At a much-anticipated forum in Manhattan today, four firms presented plans for moving New York’s Madison Square Garden away from its current location above cramped and claustrophobic Pennsylvania Station. Their proposals included schemes for a new transportation hub that could rise on the station's site.
Image courtesy of SOM
Surprisingly, each firm chose a different location for the reimagined Garden. Diller Scofidio + Renfro placed their arena above the Farley Post Office, just west of Penn Station, while Skidmore, Owings & Merrill chose the block south of Farley. SHoP Architects would create its new Garden on the site of the Morgan postal sorting facility, a few blocks south and west of Farley, in a park that would be linked to an extension of the High Line. And, most audaciously, H3 Hardy Collaboration Architecture would situate the new Garden on a 16-acre platform in the Hudson River between 33rd and 37th Streets, adjacent to the Javits Convention Center.

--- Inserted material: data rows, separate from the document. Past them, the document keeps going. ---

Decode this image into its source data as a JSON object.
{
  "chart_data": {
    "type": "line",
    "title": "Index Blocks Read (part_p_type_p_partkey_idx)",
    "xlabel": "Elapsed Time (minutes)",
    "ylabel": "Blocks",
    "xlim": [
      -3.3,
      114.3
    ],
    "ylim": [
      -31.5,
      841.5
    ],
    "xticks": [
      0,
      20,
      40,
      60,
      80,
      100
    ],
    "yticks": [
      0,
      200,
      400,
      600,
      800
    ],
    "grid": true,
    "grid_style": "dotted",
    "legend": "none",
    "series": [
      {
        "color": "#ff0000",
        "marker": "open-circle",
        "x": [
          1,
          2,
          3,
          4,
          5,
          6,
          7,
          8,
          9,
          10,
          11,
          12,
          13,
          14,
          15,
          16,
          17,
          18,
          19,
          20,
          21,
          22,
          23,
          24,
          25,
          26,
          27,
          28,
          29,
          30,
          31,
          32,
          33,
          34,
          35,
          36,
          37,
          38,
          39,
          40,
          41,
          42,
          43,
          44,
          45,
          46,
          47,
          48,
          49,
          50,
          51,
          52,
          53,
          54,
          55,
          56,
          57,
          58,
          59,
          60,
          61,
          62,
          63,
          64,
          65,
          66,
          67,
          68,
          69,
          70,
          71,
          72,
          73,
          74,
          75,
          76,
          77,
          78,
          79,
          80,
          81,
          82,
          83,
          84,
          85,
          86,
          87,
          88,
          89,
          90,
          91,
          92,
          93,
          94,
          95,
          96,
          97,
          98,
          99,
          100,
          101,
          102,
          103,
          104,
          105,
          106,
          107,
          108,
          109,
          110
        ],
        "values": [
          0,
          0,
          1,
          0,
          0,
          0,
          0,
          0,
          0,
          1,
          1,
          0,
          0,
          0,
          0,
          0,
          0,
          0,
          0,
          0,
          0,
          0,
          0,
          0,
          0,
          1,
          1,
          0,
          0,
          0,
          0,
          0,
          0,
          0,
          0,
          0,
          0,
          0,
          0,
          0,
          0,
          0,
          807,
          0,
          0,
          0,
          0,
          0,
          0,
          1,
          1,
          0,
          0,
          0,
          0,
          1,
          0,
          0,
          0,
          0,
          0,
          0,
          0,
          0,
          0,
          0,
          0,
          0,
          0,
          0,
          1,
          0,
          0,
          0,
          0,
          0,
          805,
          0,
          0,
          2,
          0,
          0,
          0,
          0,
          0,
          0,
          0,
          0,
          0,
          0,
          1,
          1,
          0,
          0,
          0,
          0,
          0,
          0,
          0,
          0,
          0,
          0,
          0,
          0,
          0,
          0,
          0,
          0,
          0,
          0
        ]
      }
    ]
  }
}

The four plans were presented at an event conceived by the Municipal Art Society and moderated by New York Times architecture critic Michael Kimmelman, who for months has been calling for the Garden to move from its current site. The exercise gives the public a sense of what a relocated Madison Square Garden could look like, just as the city is deciding the arena's future. Last week, the City Planning Commission voted to renew the Garden’s permit for just 15 years, a decision that—if ratified by the City Council and barring future extensions—will force the arena’s owners to begin planning the move Kimmelman has championed.
Though the four firms were allotted equal time, SHoP dominated the two-hour event held at the New York Times building. As principals Vishaan Chakrabarti and Chris Sharples spoke, assistants wheeled in a room-sized presentation model, unfurled a billboard-sized rendering, and handed out leaflets to the audience. None of the other firms went beyond projecting images on a screen. SHoP also went far beyond the other firms by offering budget projections and even political stratagems. (Under SHoP’s proposal, Vice President Joseph Biden, an Amtrak rider, would represent the federal government on a task force created to propel the project forward.)
During the panel discussion that followed the formal presentations, Chakrabarti, who has been working on variants of the Garden/Penn Station plan for decades, outgunned representatives of the other teams. But at one point, Charles Renfro retorted with both substantive points—he noted that he didn’t think the High Line, which he called a “place of repose,” should serve as a gateway to a new arena—and humor, mock-complaining that the other three proposals would “blow up” his West 30th Street apartment.
But it is the renderings that will make or break the various proposals. SOM gave its reimagined Penn Station a giant, contact lens-like oculus that seemed drawn from a science fiction movie. Diller Scofidio + Renfro’s Liz Diller proposed a new station that she described as a “large sponge-like mass aerated in every direction" to support "an open-weave of programs."
Hardy, creator of some of the finest theaters in the city, showed a large, airport-like version of Penn, with a roof garden stepping down elegantly toward the Farley building. Hardy came to the project late, after Santiago Calatrava, who had originally agreed to participate, dropped out. But even absent, Calatrava was a presence. At one point, Kimmelman called the estimated $4 billion cost of his Downtown PATH station “insane, unbelievable, and absurd.”
But again SHoP shone, giving its vast station hall a perforated concrete ceiling to let angled beams of light fall on commuters—a clear reference to the grand McKim, Mead & White Penn Station demolished 50 years ago. It is that building that still haunts every discussion of the site, and SHoP wisely evoked the past in its compelling vision of the future.